Pena dan Pulih: Ketika Journaling Menjadi Meditasi Harian




Pagi terasa dingin, ketika gerimis perlahan membasuh jendela kamar saya. Butir-butir kecilnya menyapu kaca, meninggalkan jejak embun yang memburamkan pandangan ke luar. Di sudut meja, sebuah buku catatan terbuka, masih menyimpan tinta dari tulisan kemarin yang belum sepenuhnya kering.

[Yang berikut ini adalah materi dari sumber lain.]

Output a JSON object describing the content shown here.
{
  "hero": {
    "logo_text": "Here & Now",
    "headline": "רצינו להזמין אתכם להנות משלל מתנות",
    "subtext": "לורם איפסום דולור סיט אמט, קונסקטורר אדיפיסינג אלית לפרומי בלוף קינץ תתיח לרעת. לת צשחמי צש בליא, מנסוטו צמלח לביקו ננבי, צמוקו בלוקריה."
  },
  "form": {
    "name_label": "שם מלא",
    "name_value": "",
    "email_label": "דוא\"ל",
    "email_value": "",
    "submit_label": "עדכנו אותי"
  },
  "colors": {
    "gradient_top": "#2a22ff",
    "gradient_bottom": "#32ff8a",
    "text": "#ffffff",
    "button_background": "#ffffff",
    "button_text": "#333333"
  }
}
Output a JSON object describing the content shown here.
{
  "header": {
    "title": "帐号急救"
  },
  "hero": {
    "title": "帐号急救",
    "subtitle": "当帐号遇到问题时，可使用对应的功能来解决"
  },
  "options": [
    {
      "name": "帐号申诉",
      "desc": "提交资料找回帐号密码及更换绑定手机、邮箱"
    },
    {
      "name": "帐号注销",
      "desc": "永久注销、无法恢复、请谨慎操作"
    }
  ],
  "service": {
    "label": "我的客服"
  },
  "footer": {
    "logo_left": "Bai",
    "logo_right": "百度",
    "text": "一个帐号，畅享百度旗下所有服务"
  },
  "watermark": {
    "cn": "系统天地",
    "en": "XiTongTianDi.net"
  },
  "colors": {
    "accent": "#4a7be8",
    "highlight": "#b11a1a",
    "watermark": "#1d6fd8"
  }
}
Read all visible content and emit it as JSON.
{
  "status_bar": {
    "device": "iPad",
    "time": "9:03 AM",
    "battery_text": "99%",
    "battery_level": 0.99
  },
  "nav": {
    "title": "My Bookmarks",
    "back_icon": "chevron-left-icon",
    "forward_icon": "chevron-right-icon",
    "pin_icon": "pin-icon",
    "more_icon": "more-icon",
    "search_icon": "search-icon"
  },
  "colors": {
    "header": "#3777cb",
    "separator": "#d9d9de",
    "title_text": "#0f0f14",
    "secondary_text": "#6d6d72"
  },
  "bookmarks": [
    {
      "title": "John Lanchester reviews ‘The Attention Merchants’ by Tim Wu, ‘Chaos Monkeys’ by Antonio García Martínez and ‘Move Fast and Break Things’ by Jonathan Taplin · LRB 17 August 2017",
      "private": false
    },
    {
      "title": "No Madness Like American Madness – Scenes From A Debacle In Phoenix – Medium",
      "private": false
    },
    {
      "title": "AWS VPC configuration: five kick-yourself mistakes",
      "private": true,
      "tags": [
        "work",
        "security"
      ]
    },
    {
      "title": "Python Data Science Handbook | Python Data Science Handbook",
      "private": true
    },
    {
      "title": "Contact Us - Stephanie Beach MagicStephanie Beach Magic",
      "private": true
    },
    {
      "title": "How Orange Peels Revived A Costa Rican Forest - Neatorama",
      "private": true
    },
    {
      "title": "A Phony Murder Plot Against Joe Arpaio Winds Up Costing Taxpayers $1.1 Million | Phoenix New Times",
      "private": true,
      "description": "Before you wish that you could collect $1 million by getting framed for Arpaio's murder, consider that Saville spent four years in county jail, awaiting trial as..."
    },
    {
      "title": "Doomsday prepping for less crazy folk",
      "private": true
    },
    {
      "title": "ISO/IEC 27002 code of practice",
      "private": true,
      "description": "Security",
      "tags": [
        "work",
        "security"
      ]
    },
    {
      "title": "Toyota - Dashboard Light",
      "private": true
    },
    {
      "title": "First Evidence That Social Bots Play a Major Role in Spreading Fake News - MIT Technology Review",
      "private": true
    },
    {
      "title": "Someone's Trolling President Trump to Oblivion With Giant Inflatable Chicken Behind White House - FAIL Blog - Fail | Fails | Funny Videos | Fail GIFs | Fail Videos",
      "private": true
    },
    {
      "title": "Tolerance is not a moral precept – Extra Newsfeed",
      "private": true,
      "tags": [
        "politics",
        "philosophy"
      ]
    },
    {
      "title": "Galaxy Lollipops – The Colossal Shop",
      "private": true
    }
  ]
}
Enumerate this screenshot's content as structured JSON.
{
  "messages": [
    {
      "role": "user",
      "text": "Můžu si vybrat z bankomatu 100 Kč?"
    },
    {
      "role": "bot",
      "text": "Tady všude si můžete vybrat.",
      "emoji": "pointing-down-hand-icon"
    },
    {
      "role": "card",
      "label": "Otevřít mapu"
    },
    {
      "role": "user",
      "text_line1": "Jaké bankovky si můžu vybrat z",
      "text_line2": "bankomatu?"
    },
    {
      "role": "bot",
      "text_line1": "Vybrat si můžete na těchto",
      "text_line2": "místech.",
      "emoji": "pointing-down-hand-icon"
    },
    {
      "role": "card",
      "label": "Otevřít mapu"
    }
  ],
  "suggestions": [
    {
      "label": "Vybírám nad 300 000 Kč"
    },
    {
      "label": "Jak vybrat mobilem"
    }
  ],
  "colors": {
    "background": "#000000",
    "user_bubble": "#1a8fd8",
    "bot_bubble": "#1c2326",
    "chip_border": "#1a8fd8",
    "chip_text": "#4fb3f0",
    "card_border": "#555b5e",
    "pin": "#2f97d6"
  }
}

Ada keheningan yang menguar, seolah kata-kata yang tertinggal masih ingin menyampaikan sesuatu. Di dalam ruang sunyi itulah saya kembali menemukan makna menulis sebagai jalan pulang. Pulang kepada diri sendiri, yang mungkin saja sedang terluka, letih, atau bahkan merasa asing di tengah keramaian dunia.

Saya percaya bahwa ibadah tidak selalu bersandar pada gerakan ritual. Terkadang, ia tumbuh dari keberanian untuk menyelami diri sendiri. Misalnya, dari goresan yang jujur, atau dari keheningan yang dipeluk. Dalam praktik itulah saya mengenal journaling. Sebuah aktivitas sederhana yang lambat-laun menjadi semacam laku spiritual harian saya. Ia bukan semata kegiatan mencatat kejadian, tetapi lebih sebagai upaya memahami, memeluk, dan memulihkan.

Mungkin banyak yang mengira bahwa journaling hanyalah sekadar rutinitas kreatif, atau anjuran populer dari psikolog-psikolog masa kini. Tetapi bagi saya, ia lebih dalam daripada itu. Ia lebih sebagai meditasi yang pelan, hening, dan jujur. Journaling bisa membangun kembali jembatan yang pernah runtuh antara tubuh dan jiwa. Juga menjadi upaya untuk melawan lupa. Lupa bukan sekadar terhadap peristiwa, tetapi lebih terhadap siapa diri kita yang sebenarnya.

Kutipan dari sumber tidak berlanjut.